Brady, man cant believe you are really gone...i keep thinking this is just a dream and that ill wake up and you will be at the door askin for my brother lol....i miss ya man...tear up the sky and show them whos boss!!!

~ Amber Fitzhugh, Wyoming
March 21st, 2009

TO YOU I LOVE AND MISS SO MUCH

THE TIMES WE HAD

MY HEART YOU TOUCHED

YOU IN MY LIFE

MADE ME WHOLE

WHEN IN YOUR PRESENCE

BRIGHTENED SPIRIT AND SOUL

TO YOU I LOVE AND MISS SO MUCH

GOD BE WITH YOU

HOPE, FAITH, AND LOVE

REST IN PEACE

~ Jess, Wisconsin
March 21st, 2009

Brady,

You are missed with every ounce of everyones heart. You have made an impact on those who once knew you and those who never had the chance to know you. I have my brief memories of you. The last time I seen you, you had the greatest smile on your face and seemed so happy. Halloween this last year will never be forgotten. RIP Brady, you deserve the best and one day we'll all see you again.

You're in our thoughts and prayers.

God Bless.

~ Unknown :), Wyoming
March 21st, 2009

i still can't believe your gone..its something i don't want to be true. like everyone else i wish it was just a bad dream. i go to my intern everyday and see your mom, when she wasn't there it tore me apart to know where she was and why. when school starts again seeing her will bring your memory back to me. everyone misses you dearly. and when we are in heaven with you, chyna would love to give you her peace necklace, beacuse you wanted it. and you are the only person i know that can pull of hippi glasses. rest in peace brady.

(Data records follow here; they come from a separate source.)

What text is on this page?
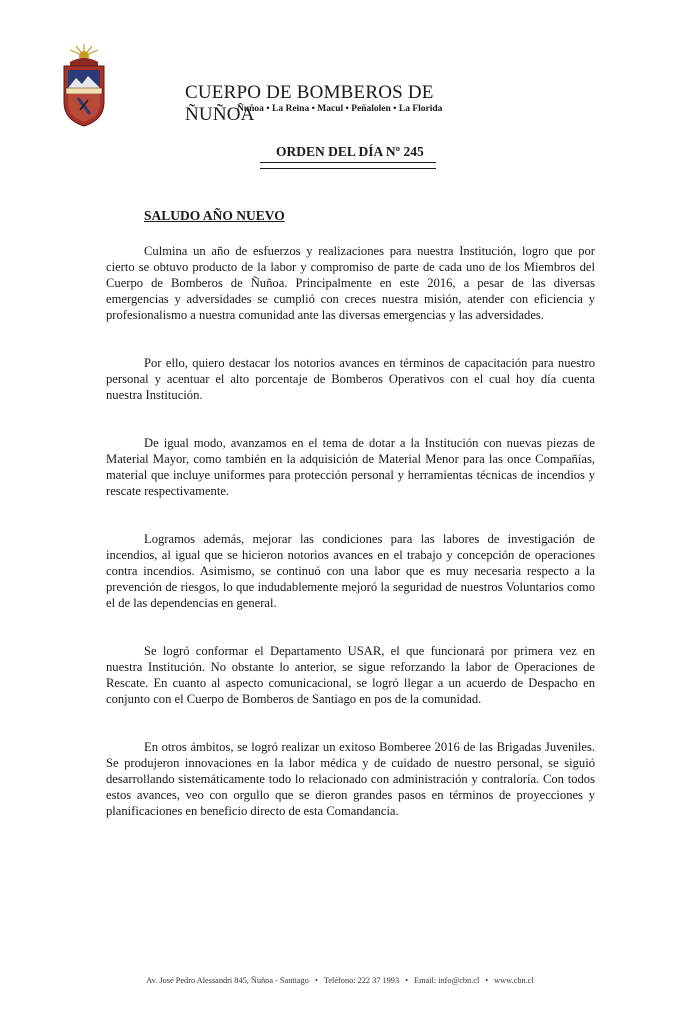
CUERPO DE BOMBEROS DE ÑUÑOA
Ñuñoa • La Reina • Macul • Peñalolen • La Florida
ORDEN DEL DÍA Nº 245
SALUDO AÑO NUEVO

Culmina un año de esfuerzos y realizaciones para nuestra Institución, logro que por cierto se obtuvo producto de la labor y compromiso de parte de cada uno de los Miembros del Cuerpo de Bomberos de Ñuñoa. Principalmente en este 2016, a pesar de las diversas emergencias y adversidades se cumplió con creces nuestra misión, atender con eficiencia y profesionalismo a nuestra comunidad ante las diversas emergencias y las adversidades.

Por ello, quiero destacar los notorios avances en términos de capacitación para nuestro personal y acentuar el alto porcentaje de Bomberos Operativos con el cual hoy día cuenta nuestra Institución.

De igual modo, avanzamos en el tema de dotar a la Institución con nuevas piezas de Material Mayor, como también en la adquisición de Material Menor para las once Compañías, material que incluye uniformes para protección personal y herramientas técnicas de incendios y rescate respectivamente.

Logramos además, mejorar las condiciones para las labores de investigación de incendios, al igual que se hicieron notorios avances en el trabajo y concepción de operaciones contra incendios. Asimismo, se continuó con una labor que es muy necesaria respecto a la prevención de riesgos, lo que indudablemente mejoró la seguridad de nuestros Voluntarios como el de las dependencias en general.

Se logró conformar el Departamento USAR, el que funcionará por primera vez en nuestra Institución. No obstante lo anterior, se sigue reforzando la labor de Operaciones de Rescate. En cuanto al aspecto comunicacional, se logró llegar a un acuerdo de Despacho en conjunto con el Cuerpo de Bomberos de Santiago en pos de la comunidad.

En otros ámbitos, se logró realizar un exitoso Bomberee 2016 de las Brigadas Juveniles. Se produjeron innovaciones en la labor médica y de cuidado de nuestro personal, se siguió desarrollando sistemáticamente todo lo relacionado con administración y contraloría. Con todos estos avances, veo con orgullo que se dieron grandes pasos en términos de proyecciones y planificaciones en beneficio directo de esta Comandancia.

Av. José Pedro Alessandri 845, Ñuñoa - Santiago • Teléfono: 222 37 1993 • Email: info@cbn.cl • www.cbn.cl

~ Tiffany Sloniker, Wyoming
March 21st, 2009

Hey i Just got an Email from Someone Named michel and told me you sadly passed away Anyways I'm Bam Mangera and i wish you the Best in Heaven I'll Skate with you when i get there and I'll let you Drive My Lamborghini. I don't know you but From the picture sent to me and the email Saying that The Douglas best Skate/ wrestler Has past Away i Felt sad for you and your family R.I.P Brady Patterson

~ Bam Mangera, California
March 21st, 2009

R.I.P. Brady. You will be missed.

~ Anonymous, Wyoming
March 21st, 2009

The whole aud was filled for you today. Everyone was crying. You have your own holiday! March 18 is dedicated to remembering you. Everyone loves and misses u Brady. We'll see ya rippin up the Big Sky when we get there. School those angels in wrestling and skating for us . See ya again

~ Anonymous, Wyoming
March 21st, 2009

Brady,

What to say....??? I didn't know well but i still knew you and thats wat counts!! i remember when i got the text about it..... i read it but i couldn't believe it. i had to read it a few times to believe it! than the first thing that came to my mind was" why??" than a song came to me!! it's called "how do you get that lonely?" it just kept going thru my head and then i realized i have been there but i couldn't finish it!! i hope it was an accident i think it makes everybody feel a little better knowing that. i know it helps me! i couldn't make it to your funeral like i wanted to!! but i'm still wearing lime green and black in your honor..... and i took a few minutes away from everything i was doing to look up to the sky and pray for you and your family!! i can't imagine the pain your family is going thru!! i lost my mom when i was young and man how i wish she was still around.... it feels like a part of me is missing even though i kno she is up in heaven with you, looking down on us all! anyways i just wanted to say REST IN PEACE AND KNOW YOU MADE YOUR MARK IN THE WORLD!! YOU TOUCHED ALOT OF PEOPLE!! WE WILL ALL MISS YOU!!

R.I.P bud

~ Anonymous, Wyoming
March 21st, 2009

noooooooooooooooooooooooooooooooooooooooooooooooooooooooooooooooooooooooo ooooooooooooooooooooooooooooooooooooooooooooooooooooooooooooooooooooooooo ooooooooooooooooooooooooooooooooooooooooooooooooooooooooooooooooooooooooo ooooooooooooooooooooooooooooooooooooooooooooooooooooooooooooooooooooooooo ooooooooooooooooooooooooooooooooooooooooooooooooooooooooooooooooooooooooo ooooooooooooooooooooooooooooooooooooooooooooooooooooooooooooooooooooooooo oooooooooooooooooooooooooooooooooooooooooooooooooooooooooooooooooooooooo! BRADY!!!!!!!!!!!! WHY!?!?! NOOOOOOOOOOOOOOOOOOOOOOOOO!

~ Anonymous, Wyoming
March 21st, 2009

hey Brady you know it just does not feel right with you gone. i mean you were a good friend and i am truly gonna miss you as is everybody else. Wish you were not gone but hey i will always remember you and i will join you up there someday. All of us will keep on living for you. and we will all join you. you know today was your funeral and everyone was there friends and family. and those stories that were shared were really great. wish you were not gone. hope to see you soon man. WE are all gonna miss you. See you sooner or later. Goodbye

~ Juli Cartwright, Wyoming
March 21st, 2009

Hey guess what today is Brady. Today is your funeral, and guess what...everyones gonna be there. In less then half an hour the whole aud. will be full of people who love and miss you, me inclulded. But you'll see soon that you truely are loved and missed.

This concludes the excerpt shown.